„Mój sąsiad segreguje śmieci na te, które pali w dzień i te, które pali w nocy”. [WASZE OPINIE]

Urząd Miasta w Pruszczu Gdańskim rozpoczął walkę z osobami, które palą śmieci w piecach. Zapytaliśmy słuchaczy Radia Gdańsk czy ich sąsiedzi spalają plastik oraz jak z tym można walczyć.
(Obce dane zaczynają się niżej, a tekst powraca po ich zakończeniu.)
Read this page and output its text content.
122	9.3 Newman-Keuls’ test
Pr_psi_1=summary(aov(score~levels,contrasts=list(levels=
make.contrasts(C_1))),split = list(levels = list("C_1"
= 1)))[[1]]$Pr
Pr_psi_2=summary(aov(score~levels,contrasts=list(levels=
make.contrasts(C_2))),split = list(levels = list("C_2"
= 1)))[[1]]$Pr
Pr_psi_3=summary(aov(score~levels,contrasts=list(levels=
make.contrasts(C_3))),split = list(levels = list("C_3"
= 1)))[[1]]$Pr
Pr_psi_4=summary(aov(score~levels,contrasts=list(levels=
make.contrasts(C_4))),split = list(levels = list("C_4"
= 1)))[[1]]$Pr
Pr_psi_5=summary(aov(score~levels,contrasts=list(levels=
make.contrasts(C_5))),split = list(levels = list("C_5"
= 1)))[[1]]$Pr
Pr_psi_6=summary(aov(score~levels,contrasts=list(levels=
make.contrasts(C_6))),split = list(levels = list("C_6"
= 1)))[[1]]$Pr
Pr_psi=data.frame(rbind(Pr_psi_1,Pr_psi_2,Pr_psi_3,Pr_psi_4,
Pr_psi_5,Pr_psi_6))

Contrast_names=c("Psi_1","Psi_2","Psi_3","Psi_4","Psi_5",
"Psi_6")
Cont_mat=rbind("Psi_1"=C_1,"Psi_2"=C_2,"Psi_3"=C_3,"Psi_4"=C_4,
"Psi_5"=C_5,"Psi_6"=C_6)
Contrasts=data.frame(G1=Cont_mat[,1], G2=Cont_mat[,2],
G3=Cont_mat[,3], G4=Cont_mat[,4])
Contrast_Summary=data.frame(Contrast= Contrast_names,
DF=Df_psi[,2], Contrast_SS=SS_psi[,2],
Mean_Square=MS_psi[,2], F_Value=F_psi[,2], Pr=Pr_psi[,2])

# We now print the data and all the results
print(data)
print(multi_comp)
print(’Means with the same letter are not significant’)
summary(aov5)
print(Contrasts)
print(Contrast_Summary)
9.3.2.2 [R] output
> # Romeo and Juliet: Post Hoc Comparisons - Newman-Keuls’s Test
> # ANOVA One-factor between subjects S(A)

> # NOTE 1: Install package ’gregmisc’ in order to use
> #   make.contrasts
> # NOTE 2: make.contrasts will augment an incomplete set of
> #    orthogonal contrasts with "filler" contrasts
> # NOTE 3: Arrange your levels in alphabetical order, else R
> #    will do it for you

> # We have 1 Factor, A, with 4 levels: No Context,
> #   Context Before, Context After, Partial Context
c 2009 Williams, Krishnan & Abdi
Według urzędników problem spalania śmieci nasila się pod osłoną nocy. – Podejrzanego koloru dymu rzeczywiście można nie zauważyć, ale za to zapach jest wyczuwalny, mówiła Mariola Barzał z pruszczańskiego ratusza. Jak informowali nasi słuchacze, problem faktycznie pojawia się wieczorem. – Zasugerowałem sąsiadowi segregację śmieci. Usłyszałem: „Ale Panie! My śmieci segregujemy! Na te, które palimy w nocy i na te, które palimy za dnia…”, napisał na radiowym Facebooku Rafał.

Problem istnieje nie tylko w Pruszczu Gdańskim. – Proponuję po godzinie 15:00 przejechać przez Bolszewo. Nad wsią unosi się pomarańczowy dym. Nie ma czym oddychać. W co drugim domu palą odpadami pochodzącymi z jednej z firm. Gdzie są ekolodzy, policja i inne służby, pytała Joanna.

Proszę zapytać w Straży Miejskiej dlaczego jest taka nieskuteczna w ściganiu palących śmieciami. Często w ogóle nie można się do nich dodzwonić, a jak już przyjadą, to po takim czasie, że wszystko dawno spalone. Ciekawe ile razy interweniowali sami z siebie, czując smród podczas patrolu. Chyba nosy mają?, dodał Robert. Magdalena zauważyła, że osoby które upominają palących odbierane są jako czepialskie. – A jak zadzwonisz na straż miejską, bo nie możesz wytrzymać smrodu, to jesteś najgorszym obywatelem na świecie, dodała słuchaczka.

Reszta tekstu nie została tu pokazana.